In Article I Section 1 of the Constitution, it is clear that all legislative powers reside in Congress. The Executive Branch has the responsibility to execute the laws passed by Congress.
An Executive Order is not legislation, it is a order issued by the President to enforce laws passed by the Congress. While Executive Orders are not mentioned in the Constitution, they have used for a long time.
The President is the Chief Administrative Officer of the Executive Branch of Government and has the authority to implement policies and procedures that are necessary for the administration of the duties and responsibilities that have been assigned to him by the Constitution.
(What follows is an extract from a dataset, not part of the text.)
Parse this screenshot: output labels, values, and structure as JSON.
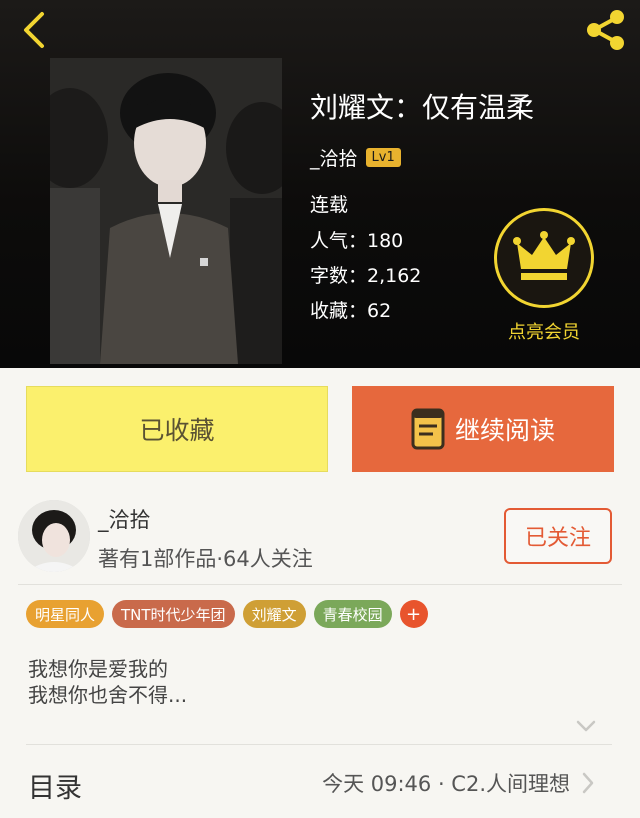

Policies and procedures passed by Congress are called laws and effect all of the people. An Executive Order is a policy or procedure issued by the President that is a regulation that applies only to employees of the Executive Branch of government.
It has been a precedent for a President to issue Executive Orders that he deems to be necessary and proper.
The “Necessary and Proper” clause in the Constitution found in Article I Section 8 was not intended to give Congress the authority to do whatever they felt was a good idea. This clause meant that they had the authority to pass any legislation that was necessary and proper to implement the powers delegated to the United States in Article I Section 8 of the Constitution.
Any Executive Order that has any effect on individuals that are not government employees in a violation of Article I Section 1. Whenever the President issues an Executive Order that extends to all of the people, Congress and the states have a responsibility to the people to reject them.
When a President issues an unconstitutional Executive Order and Congress allows the order to stand they are violating their oath to preserve, protect and defend the Constitution.